First-party cyber insurance: First-party cyber insurance covers damages and losses caused by cyber-attack on your own business. If you must replace computer systems or contend with erased or compromised internal data, first-party insurance will cover your costs.
First-party insurance coverage also helps businesses cover damages from lost customer credit card information. It pays for issues such as notifying customers, monitoring credit agencies, and public relations campaigns to restore consumer confidence.
Third-party cyber insurance: Third-party cyber insurance coverage protects businesses from data breach lawsuits filed by organizations or individuals directly involved with them. Many lawyers advocating for these victims will name any business or other contractors connected with the organization that experienced the event, even in the smallest of ways.
This style of insurance covers businesses from the effects of these lawsuits.

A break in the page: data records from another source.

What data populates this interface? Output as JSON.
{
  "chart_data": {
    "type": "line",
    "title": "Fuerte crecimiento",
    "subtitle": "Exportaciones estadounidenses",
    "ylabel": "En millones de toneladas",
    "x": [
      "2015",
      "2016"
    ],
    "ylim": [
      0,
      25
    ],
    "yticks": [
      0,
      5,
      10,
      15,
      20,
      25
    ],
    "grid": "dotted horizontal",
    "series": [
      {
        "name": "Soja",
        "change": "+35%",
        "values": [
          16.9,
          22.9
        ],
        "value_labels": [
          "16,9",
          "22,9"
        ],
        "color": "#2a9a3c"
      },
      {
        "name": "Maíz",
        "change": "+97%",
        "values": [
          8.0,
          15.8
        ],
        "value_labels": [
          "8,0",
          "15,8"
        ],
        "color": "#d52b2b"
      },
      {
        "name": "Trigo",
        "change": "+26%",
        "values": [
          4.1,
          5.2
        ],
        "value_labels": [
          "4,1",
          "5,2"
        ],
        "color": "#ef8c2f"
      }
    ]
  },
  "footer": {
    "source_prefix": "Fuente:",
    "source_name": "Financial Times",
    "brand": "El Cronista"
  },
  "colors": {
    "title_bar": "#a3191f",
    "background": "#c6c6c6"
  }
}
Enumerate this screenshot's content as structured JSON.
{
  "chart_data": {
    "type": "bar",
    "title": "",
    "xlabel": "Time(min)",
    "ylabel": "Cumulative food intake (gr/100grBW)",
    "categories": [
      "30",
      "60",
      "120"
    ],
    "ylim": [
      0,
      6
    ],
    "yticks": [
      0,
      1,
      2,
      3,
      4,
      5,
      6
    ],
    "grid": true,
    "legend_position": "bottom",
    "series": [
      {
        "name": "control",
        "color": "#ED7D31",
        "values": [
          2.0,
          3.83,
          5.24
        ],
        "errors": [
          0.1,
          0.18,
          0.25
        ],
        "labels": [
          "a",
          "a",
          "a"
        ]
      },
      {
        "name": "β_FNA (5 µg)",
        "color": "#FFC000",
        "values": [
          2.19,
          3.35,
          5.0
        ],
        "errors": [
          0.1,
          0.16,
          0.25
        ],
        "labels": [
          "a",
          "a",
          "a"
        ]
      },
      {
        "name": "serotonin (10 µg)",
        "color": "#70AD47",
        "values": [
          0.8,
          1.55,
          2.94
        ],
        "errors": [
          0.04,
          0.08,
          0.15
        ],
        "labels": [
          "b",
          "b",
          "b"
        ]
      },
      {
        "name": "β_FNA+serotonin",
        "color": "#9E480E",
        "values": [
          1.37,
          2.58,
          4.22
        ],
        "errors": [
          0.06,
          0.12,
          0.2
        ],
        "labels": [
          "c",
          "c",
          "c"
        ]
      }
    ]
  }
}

Oftentimes, companies named in suits have little or nothing to do with the breach. Third-party insurance makes sure that your attorney fees, payouts, and other related issues are covered.
Which Type Protects Your Business Best?
The answer to this question depends on your type of business. If you contract with, or even own, a company that stores important personal data, you should carry both types of insurance.
Third-party insurance will protect you from the kinds of lawsuits that can destroy your business.
All companies that store sensitive data internally should consider first-party insurance equally vital. It also protects from potentially destructive lawsuits by customers and can cover internal damages from a cyber-attack.
Crime has entered a new phase. Like many other activities, it has gone online. Your business should endeavor to protect itself with first-party and third-party cyber insurance.